À l’école et dans les musées lorsqu’on nous montre les 1ers outils fabriqués par l’homme on met en scène uniquement des hommes blancs qui taillent des silex. Parmi les millions d’images référencés sur Google ou dans les bibliothèques, absolument aucune ne montre un homme noir en train de fabriquer un outil préhistorique. Notre cerveau n’a donc pas pu construire d’autres représentations que celle d’un homme préhistorique blanc. La réalité c’est que les plus anciens outils fabriqués par un humain ont été retrouvés au Kenya (3,3 millions d’années), en Éthiopie (2,55 Ma) et en Tanzanie (1,76 Ma). À ces époques l’homo sapiens n’était pas encore sorti d’Afrique. L’inventeur des outils et des instruments est donc africain. Il a fabriqué des instruments de découpes, des outils de construction puis des armes de chasse tels que des lances, des flèches, des arcs et des haches.

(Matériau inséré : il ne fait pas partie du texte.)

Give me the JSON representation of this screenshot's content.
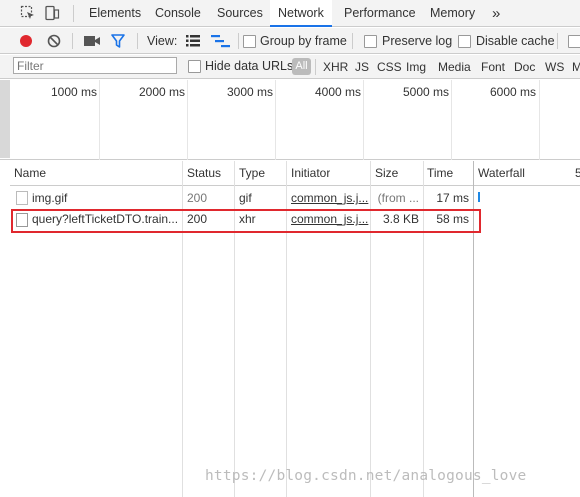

Un arc nous paraît banal en 2019 mais il y a des millions d’années le processus cognitif qui a conceptualisé la propulsion et la force de pénétration relève du génie ! L’européen et l’asiatique ont perpétué sur leurs continents ce qu’ils avaient appris en Afrique avant de changer d’aspect.
moesgaard-museum-by-adrie-and-alfons-kennis.jpg
L’africain est le 1er homme préhistorique et également celui qui a réalisé toutes les découvertes fondamentales pour l’émergence de la civilisation, des sciences et de la technologie. La réhabilitation de cette vérité n’a pas pour but de hiérarchiser l’intelligence selon les continents ou la couleur de peau mais simplement de mettre la réalité historique à la place qui lui revient : dans la lumière. Il ne s’agit pas uniquement de l’histoire des africains mais de l’histoire de l’humanité. De la même façon que la paternité de la théorie de la relativité est attribuée à Albert Einstein sans que ça remette en question les connaissances et les progrès d’autres peuples, de la même façon la paternité des savoirs préhistoriques doit être attribuée à l’africain sans qu’il soit question de suprématie.
Safia EnjoyLife

 

3 commentaires sur « La vérité sur la préhistoire »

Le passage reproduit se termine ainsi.